The woman knew she must obtain this monster doll with bunny ears. She would not be one of the Labubu have-nots. She could not be defeated by the people looking to buy in bulk and resell them on eBay. So she set a series of timers in her bedroom to awaken her at the moment of the next scheduled drop. In case that failed, she constructed an elaborate pulley system. The moment the Pop Mart app sent a notification of a restocked store, it would drop a bucket of ice water on her face. Usually, this was at midnight on Fridays. As good a time as any to drink water.
Across from the Pop Mart, an old man appeared with a cart. He stoically held a sign that read: FOR SALE, LABUBU DOLLS, NEVER OPENED.
The woman considered this temptation to purchase from an unofficial reseller. She knew they were not Labubus, but Lafufus, the street name for fake Labubus. She would not make the mistake of buying one. Nothing could replace the feeling of ripping open a blind bag and finding an expertly sewn plush and vinyl figurine with an official Pop Mart QR code to verify authenticity.
“A Lafufu is like a whore in a bar,” the woman thought. “I’d pay for one, but I would feel weird take her out for all to see.”
The Pop Mart suddenly opened, but the line did not appear to be moving. She worried she was waiting for something that would not come. “Damn these lines,” she muttered before cursing herself for not trying to get a Labubu online somewhere. These things are sold out everywhere. At the ripe old age of forty-four, she did not embrace new technology as easily as she embraced new plush and vinyl status symbols.
The line moved slowly. At last, a few people exited the store. They had boxes in hand that they had ripped open to reveal a black and white creature from the Big Into Energy series. People in line could not believe it. Now was the time to think of what they did not have.
“They got an ID?” the couple in front of her asked. This figure was the rarest specimen of Labubu. There was only a one-in-seventy-two chance of unboxing one. She thought about how superior it would make her feel to stroke its coveted fur. “They don’t give us any choice now,” the couple said. “We must be one of the special edition haves.”

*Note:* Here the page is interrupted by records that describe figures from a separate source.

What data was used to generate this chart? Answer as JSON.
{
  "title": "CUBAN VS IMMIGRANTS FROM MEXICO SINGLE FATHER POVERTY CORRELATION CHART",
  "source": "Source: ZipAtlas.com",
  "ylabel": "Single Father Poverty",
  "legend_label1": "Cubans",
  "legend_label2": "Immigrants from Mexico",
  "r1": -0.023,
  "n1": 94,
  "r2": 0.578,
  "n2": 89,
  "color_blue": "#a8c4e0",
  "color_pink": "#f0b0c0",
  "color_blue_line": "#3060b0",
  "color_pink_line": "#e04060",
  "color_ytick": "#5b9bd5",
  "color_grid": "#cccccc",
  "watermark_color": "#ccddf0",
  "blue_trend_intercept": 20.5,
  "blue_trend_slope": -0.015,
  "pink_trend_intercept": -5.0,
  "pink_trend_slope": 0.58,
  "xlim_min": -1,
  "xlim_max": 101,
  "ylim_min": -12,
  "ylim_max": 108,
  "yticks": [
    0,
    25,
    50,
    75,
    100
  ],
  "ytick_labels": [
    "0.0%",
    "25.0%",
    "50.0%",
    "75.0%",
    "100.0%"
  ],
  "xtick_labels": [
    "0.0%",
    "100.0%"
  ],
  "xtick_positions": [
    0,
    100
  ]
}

The woman and her son stood in line, mouths wide open and in awe of so much insanity. “We stay right here and watch this madness from afar,” she said.

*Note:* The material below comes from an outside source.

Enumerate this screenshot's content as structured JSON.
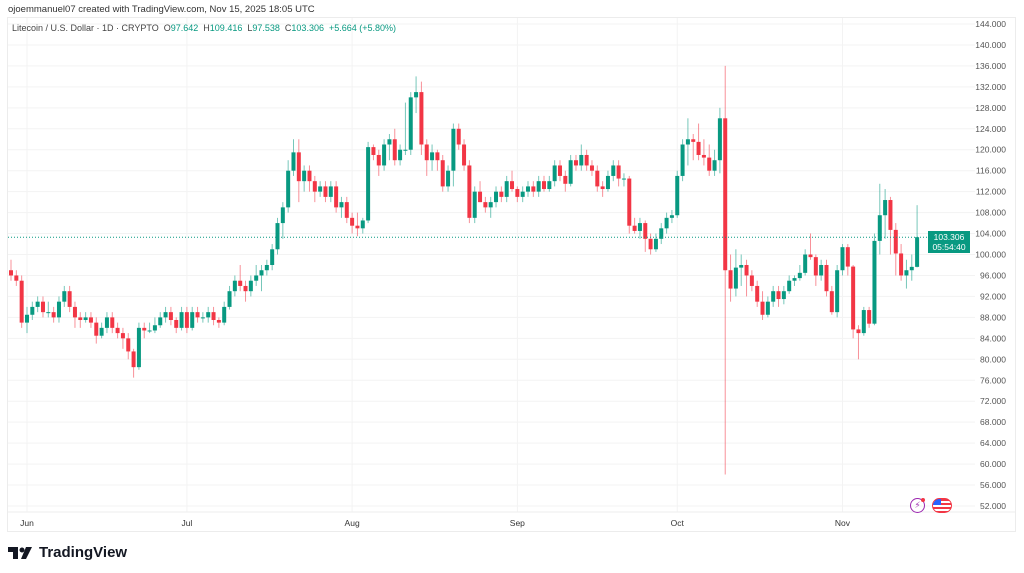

The couple in front of them did what they had to do because they were mad and plenty brave. They didn’t care if they lost an arm in a fight to get the rare Labubu. A person has two arms and just one shot at a collectable figurine that would seem silly in five weeks. They ran, swinging at the people and snatching it out of their hands like it was a prized mackerel.

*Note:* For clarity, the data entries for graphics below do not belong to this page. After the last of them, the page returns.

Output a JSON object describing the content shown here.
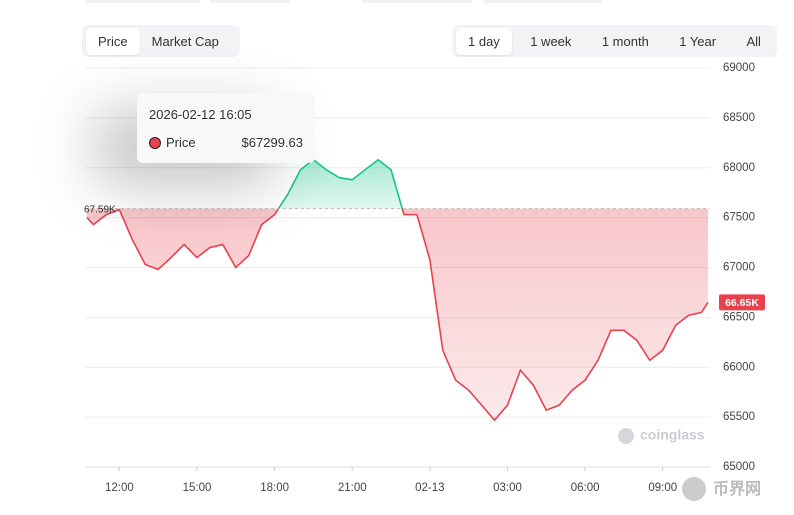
{
  "tabs": {
    "items": [
      "Price",
      "Market Cap"
    ],
    "active": 0
  },
  "ranges": {
    "items": [
      "1 day",
      "1 week",
      "1 month",
      "1 Year",
      "All"
    ],
    "active": 0
  },
  "watermark": "coinglass",
  "site_mark": "币界网",
  "tooltip": {
    "time": "2026-02-12 16:05",
    "series": "Price",
    "value_label": "$67299.63"
  },
  "chart_data": {
    "type": "line",
    "x": [
      10.75,
      11,
      11.5,
      12,
      12.5,
      13,
      13.5,
      14,
      14.5,
      15,
      15.5,
      16,
      16.5,
      17,
      17.5,
      18,
      18.5,
      19,
      19.5,
      20,
      20.5,
      21,
      21.5,
      22,
      22.5,
      23,
      23.5,
      24,
      24.5,
      25,
      25.5,
      26,
      26.5,
      27,
      27.5,
      28,
      28.5,
      29,
      29.5,
      30,
      30.5,
      31,
      31.5,
      32,
      32.5,
      33,
      33.5,
      34,
      34.5,
      34.75
    ],
    "series": [
      {
        "name": "Price",
        "color": "#e8414d",
        "up_color": "#16c784",
        "values": [
          67500,
          67430,
          67530,
          67580,
          67280,
          67030,
          66980,
          67100,
          67230,
          67100,
          67200,
          67230,
          67000,
          67120,
          67430,
          67530,
          67730,
          67980,
          68080,
          67980,
          67900,
          67880,
          67980,
          68080,
          67980,
          67530,
          67530,
          67080,
          66170,
          65870,
          65770,
          65620,
          65470,
          65620,
          65970,
          65820,
          65570,
          65620,
          65770,
          65870,
          66070,
          66370,
          66370,
          66270,
          66070,
          66170,
          66420,
          66520,
          66550,
          66650
        ],
        "last_label": "66.65K"
      }
    ],
    "reference": {
      "value": 67590,
      "label": "67.59K"
    },
    "xlim": [
      10.75,
      34.75
    ],
    "xticks": [
      {
        "value": 12,
        "label": "12:00"
      },
      {
        "value": 15,
        "label": "15:00"
      },
      {
        "value": 18,
        "label": "18:00"
      },
      {
        "value": 21,
        "label": "21:00"
      },
      {
        "value": 24,
        "label": "02-13"
      },
      {
        "value": 27,
        "label": "03:00"
      },
      {
        "value": 30,
        "label": "06:00"
      },
      {
        "value": 33,
        "label": "09:00"
      }
    ],
    "ylim": [
      65000,
      69000
    ],
    "yticks": [
      65000,
      65500,
      66000,
      66500,
      67000,
      67500,
      68000,
      68500,
      69000
    ],
    "grid": true
  }
}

Was it luck, or were they cowards? A fight broke out, and the couple lost the Labubus while the woman and her son picked them up and left the scene with their heads held up high.
The couple did not know, and she did not care. They were still fighting and beating each other up.
All she knew was that she could also be tough so early in the morning. Even without her coffee. But now that she had secured her special Labubus, to hell with the coffee. This called for Sushi for Breakfast.